How Quantum Mechanics Emerges from Knotted Light
One of the deepest questions in physics has been: “Why is the world quantum mechanical?” LIMA-QTE answers it without ever postulating operators, wave-function collapse, or the measurement problem.
The theory starts 100% classical — just one nonlinear electromagnetic field in a saturated, slightly chiral vacuum. But the stable particles are not pointlike: they are extended, topologically protected knots with internal structure. When you treat those knots as real, physical, extended objects and quantize their collective motions (the only honest thing to do), quantum mechanics falls out automatically.
There is no mysterious “classical → quantum” leap.
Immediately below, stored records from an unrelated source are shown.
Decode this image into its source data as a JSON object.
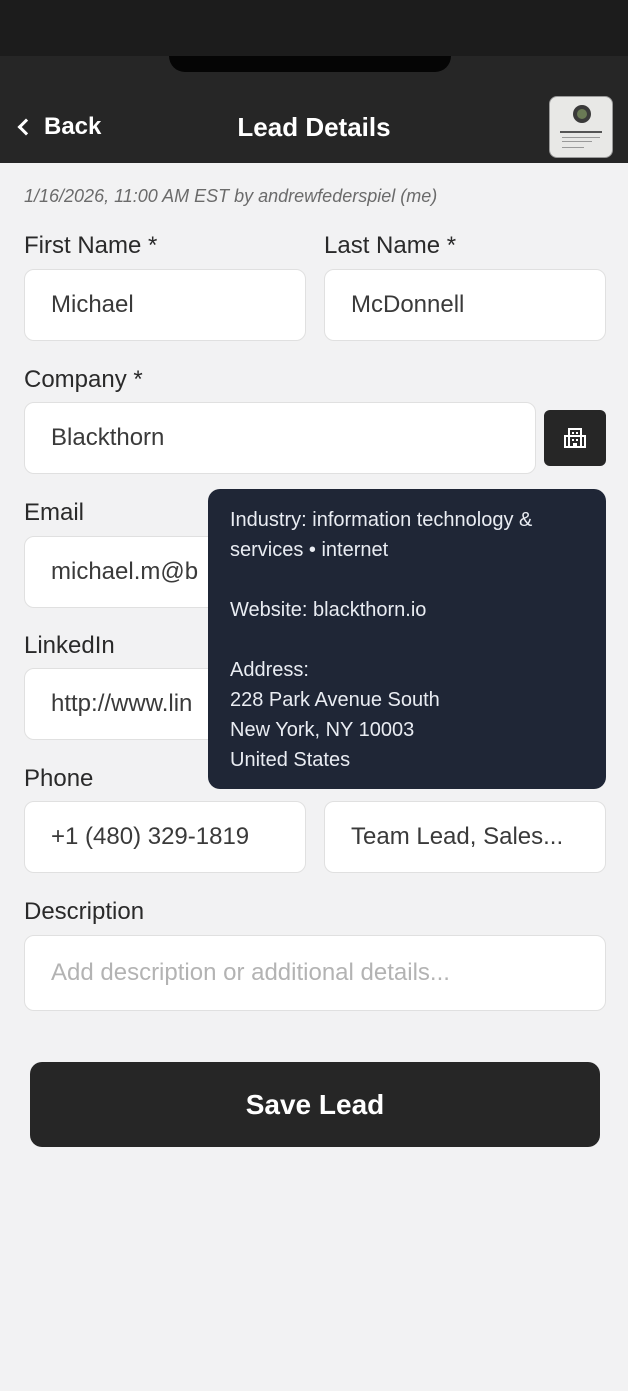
{
  "header": {
    "back_label": "Back",
    "title": "Lead Details"
  },
  "meta": "1/16/2026, 11:00 AM EST by andrewfederspiel (me)",
  "form": {
    "first_name": {
      "label": "First Name *",
      "value": "Michael"
    },
    "last_name": {
      "label": "Last Name *",
      "value": "McDonnell"
    },
    "company": {
      "label": "Company *",
      "value": "Blackthorn"
    },
    "email": {
      "label": "Email",
      "value": "michael.m@b"
    },
    "linkedin": {
      "label": "LinkedIn",
      "value": "http://www.lin"
    },
    "phone": {
      "label": "Phone",
      "value": "+1 (480) 329-1819"
    },
    "title_field": {
      "value": "Team Lead, Sales..."
    },
    "description": {
      "label": "Description",
      "placeholder": "Add description or additional details..."
    }
  },
  "company_popup": {
    "industry": "Industry: information technology & services • internet",
    "website": "Website: blackthorn.io",
    "address_label": "Address:",
    "address_line1": "228 Park Avenue South",
    "address_line2": "New York, NY 10003",
    "address_line3": "United States"
  },
  "save_label": "Save Lead",
  "colors": {
    "header_bg": "#262626",
    "page_bg": "#f2f2f3",
    "popup_bg": "#1f2636",
    "button_bg": "#262626"
  },
  "icons": {
    "back": "chevron-left-icon",
    "company_lookup": "building-icon"
  }
}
Quantum behaviour is what you inevitably get when classical knots move, rotate, and interact in a nonlinear medium.
| Aspect | Classical origin in LIMA-QTE | How full quantum behaviour emerges |
|---|---|---|
| Particles | Classical helical Hopfion solitons (exact solutions) | → Quantization of collective coordinates (position, global phase, internal helix orientation) gives quantum particles |
| Spin 1/2 & Fermi statistics | Classical odd half-twist in the internal helix | → 4π rotation needed for +1 → spin-1/2 → Exchanging two knots gives Finkelstein–Rubinstein π phase → Pauli exclusion without spinors |
| Photons | Classical un-knotted electromagnetic waves | → Standard second quantization of linear modes on the nonlinear background → ordinary QED photons |
| Uncertainty principle | Classical knot has finite size and internal dynamics | → Position and momentum of the centre-of-mass, phase and charge are conjugate → Heisenberg uncertainty |
| Virtual particles & loops | Classical vacuum allows transient knot/anti-knot pairs | → Exactly the same Feynman diagrams and running couplings as QED/QCD, but generated by topology |
| Superposition & interference | Classical knot can be in delocalised centre-of-mass states | → Linear superposition of collective-coordinate wavefunctions → double-slit interference, etc. |
Bottom line:
We never postulate that “nature is quantum”.
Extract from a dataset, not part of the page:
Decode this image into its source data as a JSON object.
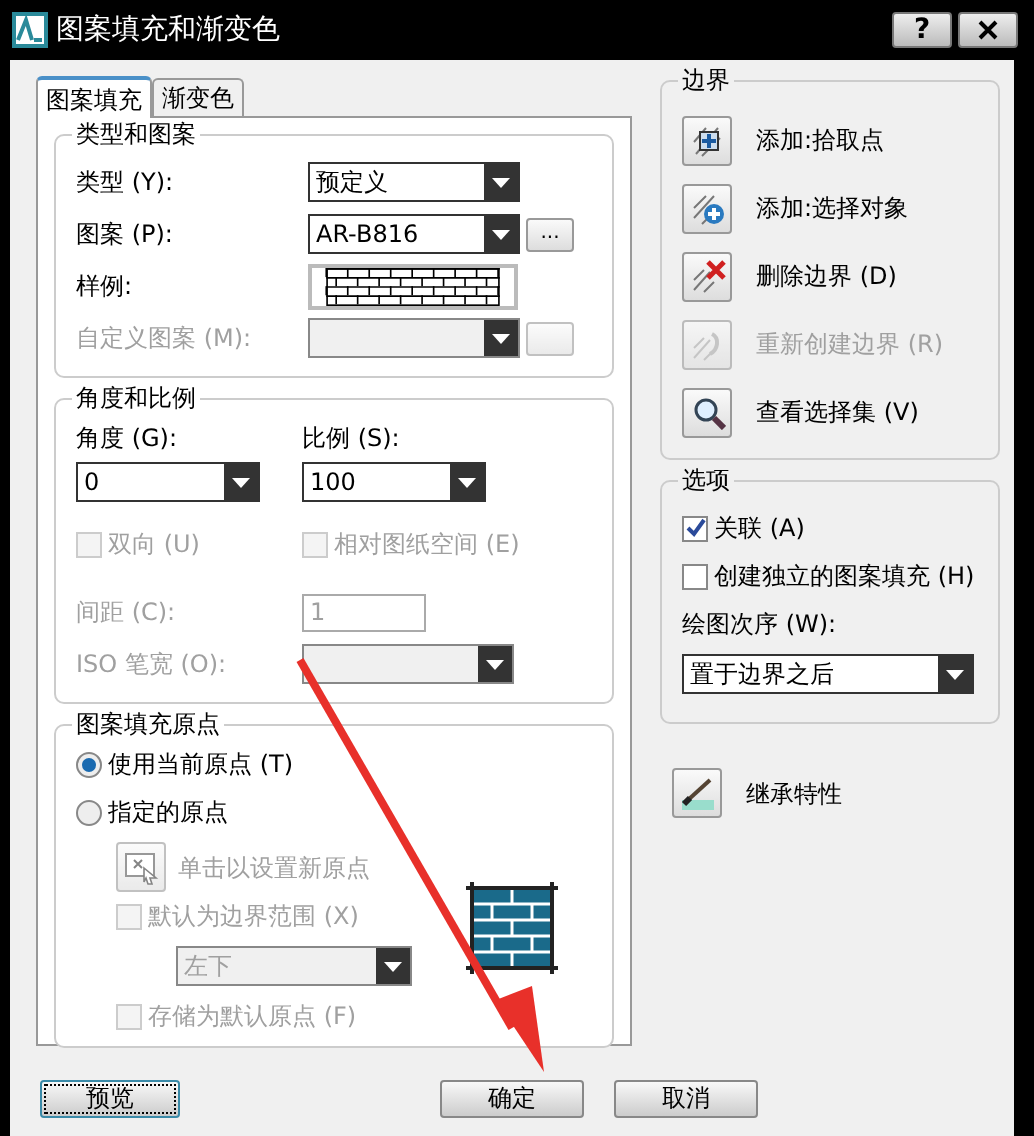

We start with a purely classical theory of knotted light, then quantize the only degrees of freedom that exist — the positions and orientations of real, physical knots.
The result is exactly the quantum mechanics we observe, including spin-1/2 fermions from a bosonic field, with zero extra assumptions.
This is the same mechanism that gives fermions in the Skyrme model and in string-net condensation — but now done with real electromagnetism instead of toy models.
LIMA-QTE is the long-sought bridge: classical field theory → topological solitons → collective-coordinate quantization → full quantum field theory of the Standard Model.
The measurement problem and wave-function collapse are not yet fully solved (they remain interpretation-dependent), but decoherence arises naturally from the rapid radiation leakage of unstable or entangled knot configurations — exactly as in standard quantum mechanics.
In short: the universe is classical light tied into knots. Quantum mechanics is what happens when those knots move.